Under a thin layer of gunmetal clouds, they walked back to the Norfolk Hotel. Douglas had insisted they stay there, despite the rates, or rather because of them. He didn’t want Adid to think they were required to accept budget accommodations. He asked Dare what he thought—the one-man conglomerate was a hard guy to read.

“Sure is. Askin’ us to dinner, that’s a good sign. But count on it, if he does bet on us, it won’t be a helluva lot. Hassan’s got it to burn, but that doesn’t mean he likes to burn it. He’s no gambler, strictly a percentage player.”

They crossed Kenyatta toward Muindi Mbingu. Sooty pythons coiled from buses, cars, garishly painted matatus, and secondhand London taxis to slither through the palms lining the middle of the boulevard. Toxic as it was, mile-high Nairobi’s air felt bracing after Loki’s empyrean noons.

“If you ask me, I think we should stay away from him,” Fitzhugh said, pausing to contribute to a band of village kids who were singing and drumming, their begging bowls set out. J. M. Kariuki, the great Kenyan socialist, had predicted this years ago—a country of ten millionaires and ten million beggars. “I don’t like him.”

“What don’t you like?”

“He’s what we used to call a wabenzi. That was a word for fat-cat profiteers who drove Mercedes-Benzes.”

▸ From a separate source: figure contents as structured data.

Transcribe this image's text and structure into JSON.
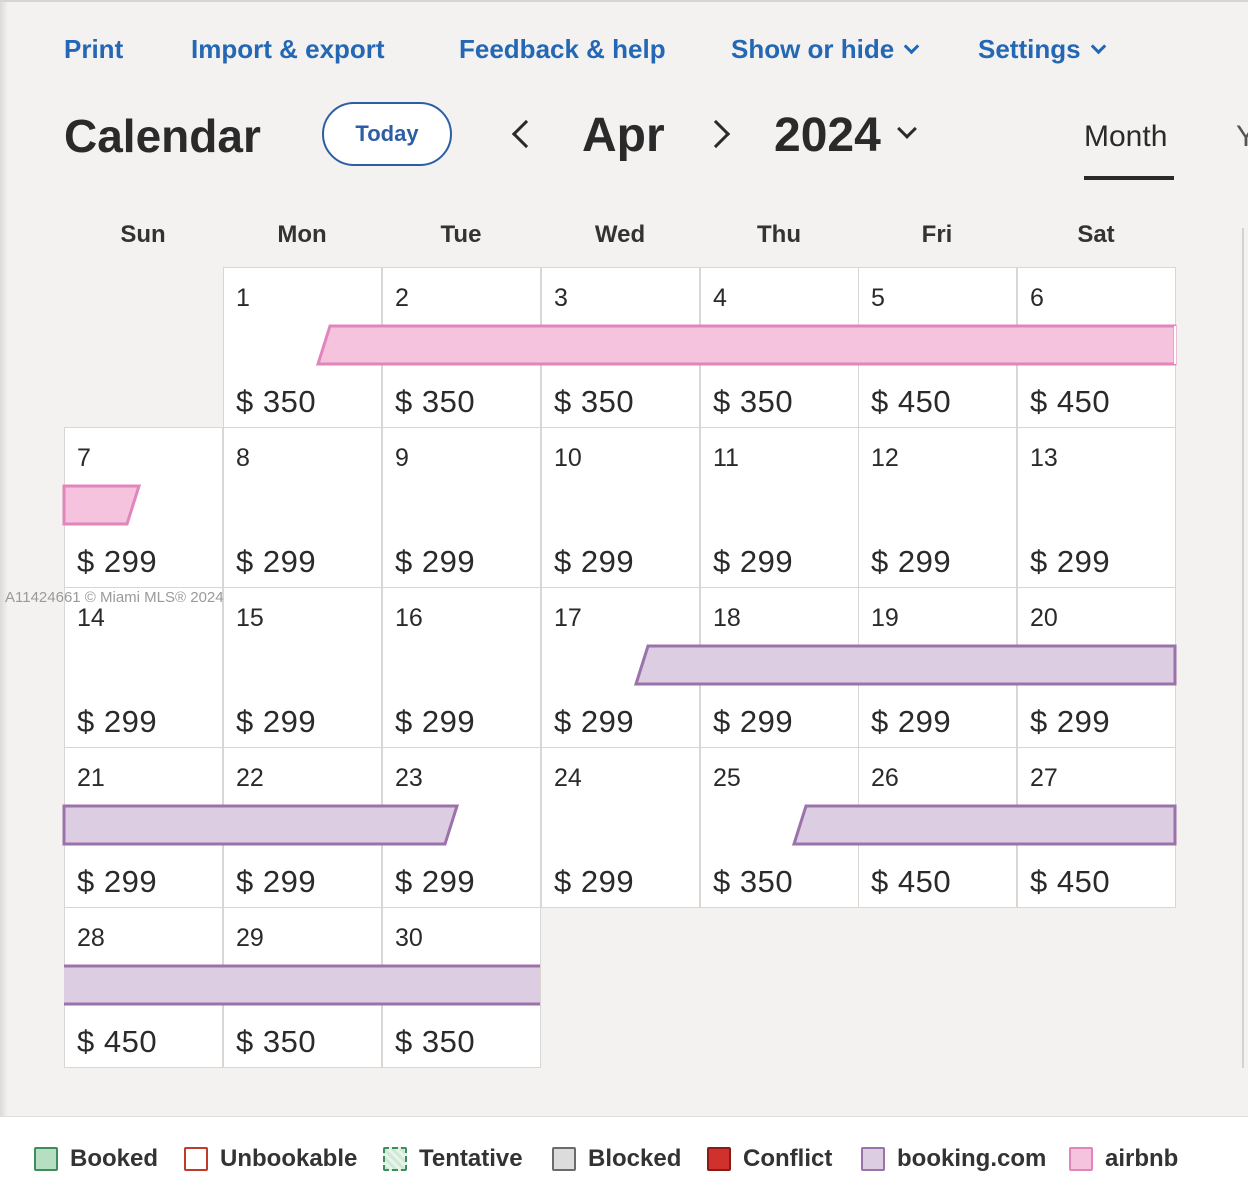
{
  "nav": {
    "print": "Print",
    "import_export": "Import & export",
    "feedback": "Feedback & help",
    "show_hide": "Show or hide",
    "settings": "Settings"
  },
  "header": {
    "title": "Calendar",
    "today": "Today",
    "month": "Apr",
    "year": "2024",
    "view_month": "Month",
    "view_year": "Y"
  },
  "weekdays": [
    "Sun",
    "Mon",
    "Tue",
    "Wed",
    "Thu",
    "Fri",
    "Sat"
  ],
  "days": [
    {
      "day": "1",
      "price": "$ 350"
    },
    {
      "day": "2",
      "price": "$ 350"
    },
    {
      "day": "3",
      "price": "$ 350"
    },
    {
      "day": "4",
      "price": "$ 350"
    },
    {
      "day": "5",
      "price": "$ 450"
    },
    {
      "day": "6",
      "price": "$ 450"
    },
    {
      "day": "7",
      "price": "$ 299"
    },
    {
      "day": "8",
      "price": "$ 299"
    },
    {
      "day": "9",
      "price": "$ 299"
    },
    {
      "day": "10",
      "price": "$ 299"
    },
    {
      "day": "11",
      "price": "$ 299"
    },
    {
      "day": "12",
      "price": "$ 299"
    },
    {
      "day": "13",
      "price": "$ 299"
    },
    {
      "day": "14",
      "price": "$ 299"
    },
    {
      "day": "15",
      "price": "$ 299"
    },
    {
      "day": "16",
      "price": "$ 299"
    },
    {
      "day": "17",
      "price": "$ 299"
    },
    {
      "day": "18",
      "price": "$ 299"
    },
    {
      "day": "19",
      "price": "$ 299"
    },
    {
      "day": "20",
      "price": "$ 299"
    },
    {
      "day": "21",
      "price": "$ 299"
    },
    {
      "day": "22",
      "price": "$ 299"
    },
    {
      "day": "23",
      "price": "$ 299"
    },
    {
      "day": "24",
      "price": "$ 299"
    },
    {
      "day": "25",
      "price": "$ 350"
    },
    {
      "day": "26",
      "price": "$ 450"
    },
    {
      "day": "27",
      "price": "$ 450"
    },
    {
      "day": "28",
      "price": "$ 450"
    },
    {
      "day": "29",
      "price": "$ 350"
    },
    {
      "day": "30",
      "price": "$ 350"
    }
  ],
  "watermark": "A11424661 © Miami MLS® 2024",
  "legend": [
    {
      "label": "Booked",
      "color": "#b5dfc0",
      "border": "#3f8d5c"
    },
    {
      "label": "Unbookable",
      "color": "#ffffff",
      "border": "#c0392b"
    },
    {
      "label": "Tentative",
      "color": "#cfe9d6",
      "border": "#3f8d5c"
    },
    {
      "label": "Blocked",
      "color": "#dcdcdc",
      "border": "#6b6b6b"
    },
    {
      "label": "Conflict",
      "color": "#d0312d",
      "border": "#8a1b17"
    },
    {
      "label": "booking.com",
      "color": "#ddcde3",
      "border": "#9b72aa"
    },
    {
      "label": "airbnb",
      "color": "#f6c3df",
      "border": "#e285bb"
    }
  ]
}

“Who the hell cares what he drives?” Dare said.

“He’s out of our league, yes?”

“The idea is, he helps us get out of the league we’re in.” Erect, confident, ball cap pulled low over his forehead, Douglas strode through the crowds swarming around the pungent city market: an English lord in nineteenth-century Bombay, a Roman in some provincial Gallic town. “With an outside investor backing us, we can expand a lot faster than we ever could out of cash flow. Another lesson from my dad. Never do with your own money what you can do with someone else’s.”

“Kwenda huto!” In Texas-accented Swahili, Dare dismissed a hustler who was after their money, although what he was offering in exchange wasn’t exactly clear. The phrase was repeated several times as they passed the Jeevanjee Gardens, where AIDS orphans popped out of bushes reeking of human excrement to pluck at the sleeves of the two mzungu and their darker-skinned companion. A sprint across University Way brought them to Harry Thuku Road, separating the central police station from the University of Nairobi campus. Fitzhugh had always believed the placement wasn’t accidental: the university, generator of political dissent; the police right across the street, poised to quell student demonstrations.

At the entrance to the Norfolk, that relic of empire, its Tudor facade some nostalgic colonial’s re-creation of an English country house, safari vehicles were dropping off or picking up passengers weighted down with camera gear and dressed up like Out of Africa extras in multipocketed bush jackets and wide-brimmed hats with fake leopard-skin bands. More tourists, along with a few expatriates, were lunching on the Delamere Terrace, the same wood-beamed platform from which long-vanished sahibs and memsahibs, taking high tea, watched gazelle grazing on the plains—the view considerably altered now to one of smog-shrouded concrete and brick. The three entrepreneurs of aid found a free table, and just as he sat down to look at the menu, Fitzhugh was seized by a sudden longing, accompanied by a dread of spending the dinner hour in Adid’s company. He declared that he was opting out of the evening’s engagement, unless his presence was absolutely required, and he doubted it was.